Even in patients in whom it was present, many, after holding the dose, were able to resume treatment. Overall, it did appear relatively well tolerated compared with historical data with cisplatin.

How does erdafitinib fit into the current treatment paradigm?

Until erdafitinib’s approval, there were only 2 classes of treatment approved. One was platinum-based chemotherapy, and then in patients who failed platinum, [there was] immune checkpoint inhibitor therapy. Immune checkpoint inhibitors were also approved for patients who were cisplatin ineligible but had [positive] PD-L1 expression. The treatment options have truly been quite limited. Erdafitinib brings to the table a new oral agent, the first targeted agent for FGFR3, and the first personalized therapy for the treatment of urothelial cancer.

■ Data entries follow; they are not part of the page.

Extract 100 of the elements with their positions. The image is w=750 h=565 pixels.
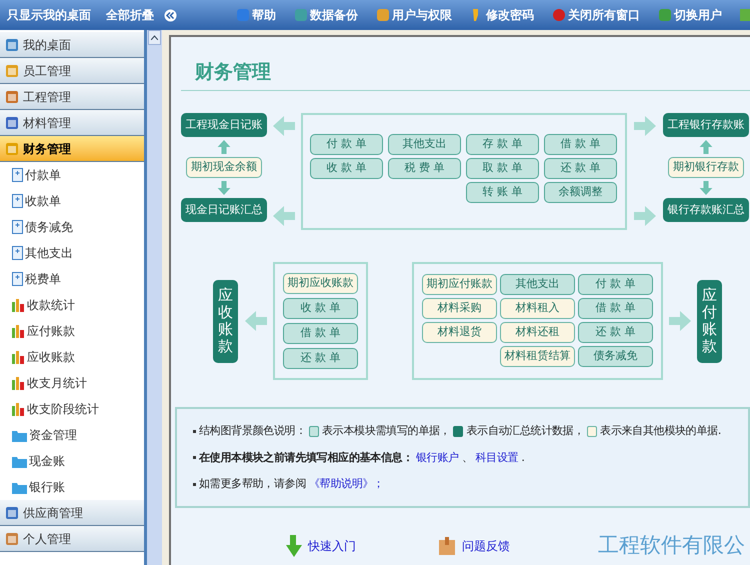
sidebar-item[interactable]: 收支阶段统计	[0, 396, 144, 422]
collapse-icon[interactable]	[164, 8, 177, 22]
form-button[interactable]: 材料还租	[500, 322, 575, 343]
arrow-icon	[273, 205, 295, 227]
toolbar-icon	[552, 8, 566, 22]
legend-text: 表示本模块需填写的单据，	[322, 423, 450, 439]
form-button[interactable]: 取 款 单	[466, 158, 539, 179]
form-button[interactable]: 现金日记账汇总	[181, 198, 267, 222]
module-icon	[5, 38, 19, 52]
form-button[interactable]: 存 款 单	[466, 134, 539, 155]
page-title: 财务管理	[195, 63, 272, 82]
sidebar-item[interactable]: 付款单	[0, 162, 144, 188]
toolbar-button[interactable]: 数据备份	[294, 6, 358, 24]
form-button[interactable]: 借 款 单	[578, 298, 653, 319]
sidebar-item[interactable]: 银行账	[0, 474, 144, 500]
sidebar-group[interactable]: 材料管理	[0, 110, 144, 136]
sidebar-group[interactable]: 工程管理	[0, 84, 144, 110]
form-button[interactable]: 税 费 单	[388, 158, 461, 179]
form-button[interactable]: 还 款 单	[283, 348, 358, 369]
form-button[interactable]: 期初应收账款	[283, 273, 358, 294]
arrow-icon	[217, 140, 231, 154]
separator: 、	[462, 450, 473, 466]
form-button[interactable]: 材料采购	[422, 298, 497, 319]
toolbar-button[interactable]: 只显示我的桌面	[7, 6, 91, 24]
form-button[interactable]: 收 款 单	[283, 298, 358, 319]
scroll-up-icon[interactable]	[151, 35, 158, 40]
form-button[interactable]: 其他支出	[500, 274, 575, 295]
form-button[interactable]: 付 款 单	[578, 274, 653, 295]
scrollbar[interactable]	[147, 30, 162, 565]
arrow-icon	[699, 181, 713, 195]
form-button[interactable]: 工程现金日记账	[181, 113, 267, 137]
sidebar-group[interactable]: 员工管理	[0, 58, 144, 84]
form-button[interactable]: 工程银行存款账	[663, 113, 749, 137]
toolbar-button[interactable]: 帮助	[236, 6, 276, 24]
form-button[interactable]: 材料租赁结算	[500, 346, 575, 367]
toolbar-button[interactable]: 切换用户	[658, 6, 722, 24]
help-link[interactable]: 《帮助说明》；	[309, 476, 384, 492]
sidebar-item[interactable]: 现金账	[0, 448, 144, 474]
sidebar-group[interactable]: 财务管理	[0, 136, 144, 162]
sidebar-item[interactable]: 收款单	[0, 188, 144, 214]
sidebar-item[interactable]: 资金管理	[0, 422, 144, 448]
form-button[interactable]: 余额调整	[544, 182, 617, 203]
form-button[interactable]: 材料退货	[422, 322, 497, 343]
sidebar-item[interactable]: 债务减免	[0, 214, 144, 240]
arrow-icon	[244, 310, 266, 332]
form-button[interactable]: 其他支出	[388, 134, 461, 155]
module-icon	[5, 142, 19, 156]
form-button[interactable]: 付 款 单	[310, 134, 383, 155]
bar-chart-icon	[12, 298, 25, 312]
form-button[interactable]: 借 款 单	[283, 323, 358, 344]
arrow-icon	[217, 181, 231, 195]
form-button[interactable]: 期初现金余额	[186, 157, 262, 178]
form-button[interactable]: 材料租入	[500, 298, 575, 319]
toolbar-button[interactable]: 用户与权限	[376, 6, 452, 24]
folder-icon	[12, 428, 27, 442]
form-button[interactable]: 期初银行存款	[668, 157, 744, 178]
arrow-down-icon	[286, 534, 304, 557]
setup-note: 在使用本模块之前请先填写相应的基本信息：	[199, 450, 414, 466]
document-icon	[12, 220, 23, 234]
arrow-icon	[699, 140, 713, 154]
bar-chart-icon	[12, 324, 25, 338]
form-button[interactable]: 债务减免	[578, 346, 653, 367]
document-icon	[12, 168, 23, 182]
bullet	[193, 430, 196, 433]
form-button[interactable]: 还 款 单	[578, 322, 653, 343]
module-icon	[5, 116, 19, 130]
feedback-link[interactable]: 问题反馈	[438, 536, 510, 556]
help-note: 如需更多帮助，请参阅	[199, 476, 306, 492]
sidebar-item[interactable]: 收款统计	[0, 292, 144, 318]
quick-start-link[interactable]: 快速入门	[286, 534, 356, 557]
form-button[interactable]: 还 款 单	[544, 158, 617, 179]
summary-label: 应收账款	[213, 280, 238, 362]
form-button[interactable]: 借 款 单	[544, 134, 617, 155]
setup-link[interactable]: 银行账户	[416, 450, 459, 466]
setup-link[interactable]: 科目设置	[476, 450, 518, 466]
toolbar-button[interactable]: 关闭所有窗口	[552, 6, 640, 24]
sidebar-item[interactable]: 税费单	[0, 266, 144, 292]
arrow-icon	[273, 115, 295, 137]
toolbar-button[interactable]: 修改密码	[470, 6, 534, 24]
arrow-icon	[634, 205, 656, 227]
document-icon	[12, 246, 23, 260]
sidebar-group[interactable]: 个人管理	[0, 526, 144, 552]
bullet	[193, 482, 196, 486]
sidebar-item[interactable]: 收支月统计	[0, 370, 144, 396]
period: .	[521, 450, 525, 466]
sidebar-item[interactable]: 其他支出	[0, 240, 144, 266]
box-icon	[438, 536, 456, 556]
form-button[interactable]: 银行存款账汇总	[663, 198, 749, 222]
form-button[interactable]: 收 款 单	[310, 158, 383, 179]
sidebar-group[interactable]: 我的桌面	[0, 32, 144, 58]
toolbar-icon	[376, 8, 390, 22]
sidebar-item[interactable]: 应收账款	[0, 344, 144, 370]
sidebar-item[interactable]: 应付账款	[0, 318, 144, 344]
folder-icon	[12, 480, 27, 494]
toolbar-icon	[236, 8, 250, 22]
sidebar-group[interactable]: 供应商管理	[0, 500, 144, 526]
form-button[interactable]: 转 账 单	[466, 182, 539, 203]
module-icon	[5, 64, 19, 78]
form-button[interactable]: 期初应付账款	[422, 274, 497, 295]
toolbar-button[interactable]: 全部折叠	[106, 6, 154, 24]
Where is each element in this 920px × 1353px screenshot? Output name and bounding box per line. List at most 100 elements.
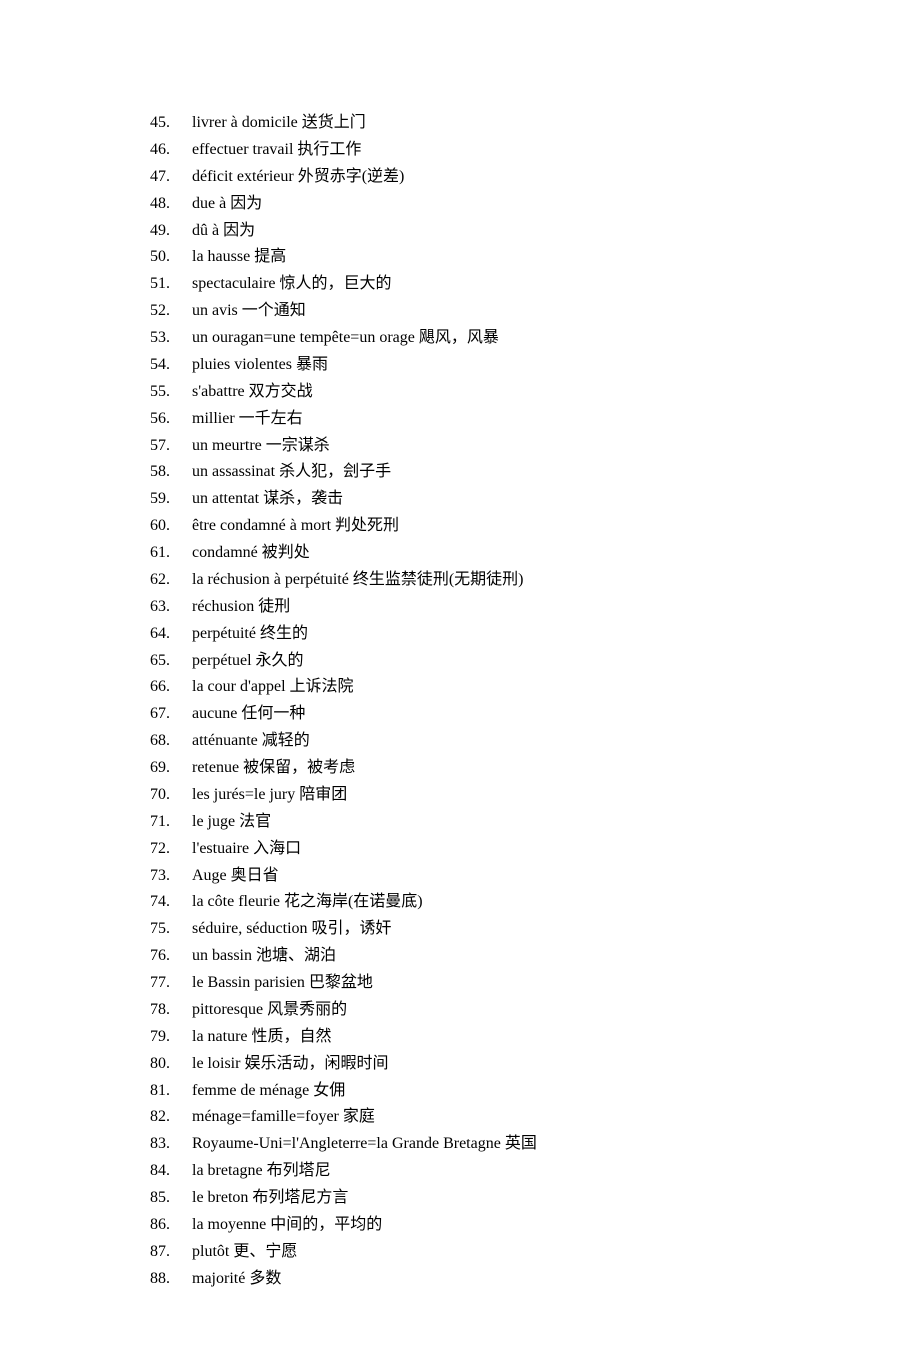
list-item: majorité 多数 bbox=[150, 1266, 860, 1293]
vocab-definition: 娱乐活动，闲暇时间 bbox=[244, 1055, 388, 1072]
vocab-term: spectaculaire bbox=[192, 275, 276, 292]
vocab-term: séduire, séduction bbox=[192, 920, 308, 937]
vocab-term: retenue bbox=[192, 759, 239, 776]
list-item: la côte fleurie 花之海岸(在诺曼底) bbox=[150, 889, 860, 916]
list-item: le Bassin parisien 巴黎盆地 bbox=[150, 970, 860, 997]
vocab-term: les jurés=le jury bbox=[192, 786, 295, 803]
vocab-term: ménage=famille=foyer bbox=[192, 1108, 339, 1125]
vocab-term: Auge bbox=[192, 867, 227, 884]
vocab-term: dû à bbox=[192, 222, 219, 239]
vocab-definition: 巴黎盆地 bbox=[309, 974, 373, 991]
vocab-definition: 永久的 bbox=[256, 652, 304, 669]
vocab-term: être condamné à mort bbox=[192, 517, 331, 534]
list-item: la hausse 提高 bbox=[150, 244, 860, 271]
vocab-definition: 飓风，风暴 bbox=[419, 329, 499, 346]
vocab-term: la hausse bbox=[192, 248, 250, 265]
list-item: livrer à domicile 送货上门 bbox=[150, 110, 860, 137]
vocab-definition: 谋杀，袭击 bbox=[263, 490, 343, 507]
vocab-term: déficit extérieur bbox=[192, 168, 294, 185]
vocab-definition: 判处死刑 bbox=[335, 517, 399, 534]
vocab-definition: 终生的 bbox=[260, 625, 308, 642]
list-item: plutôt 更、宁愿 bbox=[150, 1239, 860, 1266]
vocab-term: un ouragan=une tempête=un orage bbox=[192, 329, 415, 346]
list-item: perpétuel 永久的 bbox=[150, 648, 860, 675]
list-item: ménage=famille=foyer 家庭 bbox=[150, 1104, 860, 1131]
list-item: pluies violentes 暴雨 bbox=[150, 352, 860, 379]
vocab-definition: 减轻的 bbox=[262, 732, 310, 749]
vocab-term: un bassin bbox=[192, 947, 252, 964]
vocab-definition: 送货上门 bbox=[302, 114, 366, 131]
vocab-definition: 被判处 bbox=[262, 544, 310, 561]
list-item: s'abattre 双方交战 bbox=[150, 379, 860, 406]
list-item: être condamné à mort 判处死刑 bbox=[150, 513, 860, 540]
list-item: un assassinat 杀人犯，刽子手 bbox=[150, 459, 860, 486]
vocab-definition: 徒刑 bbox=[258, 598, 290, 615]
list-item: la réchusion à perpétuité 终生监禁徒刑(无期徒刑) bbox=[150, 567, 860, 594]
vocab-definition: 被保留，被考虑 bbox=[243, 759, 355, 776]
vocab-term: perpétuité bbox=[192, 625, 256, 642]
list-item: Royaume-Uni=l'Angleterre=la Grande Breta… bbox=[150, 1131, 860, 1158]
vocab-definition: 布列塔尼 bbox=[267, 1162, 331, 1179]
vocab-definition: 一个通知 bbox=[242, 302, 306, 319]
vocab-definition: 中间的，平均的 bbox=[270, 1216, 382, 1233]
vocab-definition: 家庭 bbox=[343, 1108, 375, 1125]
vocab-term: effectuer travail bbox=[192, 141, 293, 158]
vocab-definition: 多数 bbox=[249, 1270, 281, 1287]
vocab-definition: 风景秀丽的 bbox=[267, 1001, 347, 1018]
vocab-term: atténuante bbox=[192, 732, 258, 749]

What are the next steps for erdafitinib?

There have been some interesting data suggesting that urothelial tumors with FGFR3 alteration appear immunologically cold and may not respond as well to immunotherapy. When we looked at patients on this trial who received prior immunotherapy, there were 22 patients, and only 1 out of those 22 patients had an investigator-reported response to their immune checkpoint inhibitor. One thought is that this could reflect an unmet need, and it raised the question: Might FGFR-alerted urothelial tumors benefit more from treatment with an FGF inhibitor compared with an immune checkpoint inhibitor?

The phase III confirmatory trial, which is called THOR [NCT03390504], takes patients who have failed prior chemotherapy, either in the metastatic setting or within 12 months of neoadjuvant or adjuvant chemotherapy, and randomizes them to either erdafitinib or an immune checkpoint inhibitor. If a patient has already received an immune checkpoint inhibitor, they may go on treatment, but they are in a second group of patients who are randomized between FGF inhibition or a taxane.

There is also a second trial called NORSE [NCT03473743], which combines erdafitinib with immunotherapy. The hypothesis is that the use of FGFR3 inhibition may take this immunologically cold tumor and make it more susceptible to an immune response; combining with an immune checkpoint inhibitor may enhance the clinical activity of both. This trial is a phase I/II trial, and in the phase II portion, the patients are randomized front line to either erdafitinib or erdafitinib with an immune checkpoint inhibitor.